# 1998 200sx blower motor



## Guest (Jul 11, 2003)

Just picked up a 98 200sx SE for my sister, she loves the car, however the blower for the A/C and heat only works on the highest setting. Does anyone happen to know if the possibly it's the switch that's bad or the blower motor that would be bad. I am sure someone out there has seen this happen before. Any help would be greatly appreciated. Thanks...................Todd


----------



## Bryan200sx (Jan 23, 2003)

*trying to help*

I know ive seen this post before some time back. welcome to the forums. Its the switch i think it works on risistors i think it was so its not the blower motor try doing a search and see what turns up


----------



## sfhellwig (Feb 4, 2003)

It is the blower motor resistor. The resistor is used in the first three settings but is bypassed on 4 to run the motor wide open.

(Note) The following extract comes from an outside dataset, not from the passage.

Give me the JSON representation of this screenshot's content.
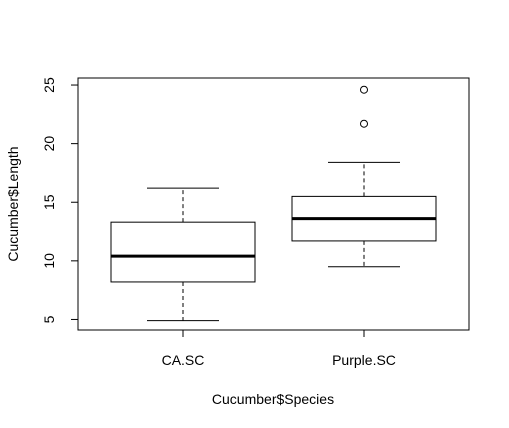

I don't know the part number or how easy it is to replace but that is the problem. Do a search here or on one of the SE-R forums and you'll probably find the part #.


----------



## Guest (Jul 12, 2003)

*Thanks*

Hey once again thanks for the tips, I'll search for the resistor.

Todd


----------



## FDonohue (Jul 8, 2003)

Go to Sentra.net and click on technical and then blower resistor and it will tell you where it is and how to replace it. It worked for me.


----------



## FDonohue (Jul 8, 2003)

Go to Sentra.net and click on technical and then blower resistor and it will tell you where it is and how to replace it. It worked for me.


----------



## FDonohue (Jul 8, 2003)

Go to sentra.net, click on technical and then blower resistor and it will tell you where it is and how to replace it. It worked for me. You will have to get the resistor from Nissan.


----------



## akkhandelwal (May 15, 2004)

FDonohue said:


> Go to sentra.net, click on technical and then blower resistor and it will tell you where it is and how to replace it. It worked for me. You will have to get the resistor from Nissan.


Thanks guys for the tip. Not only I was able to locate the resistor, I could find the crack in it and solder it back.


----------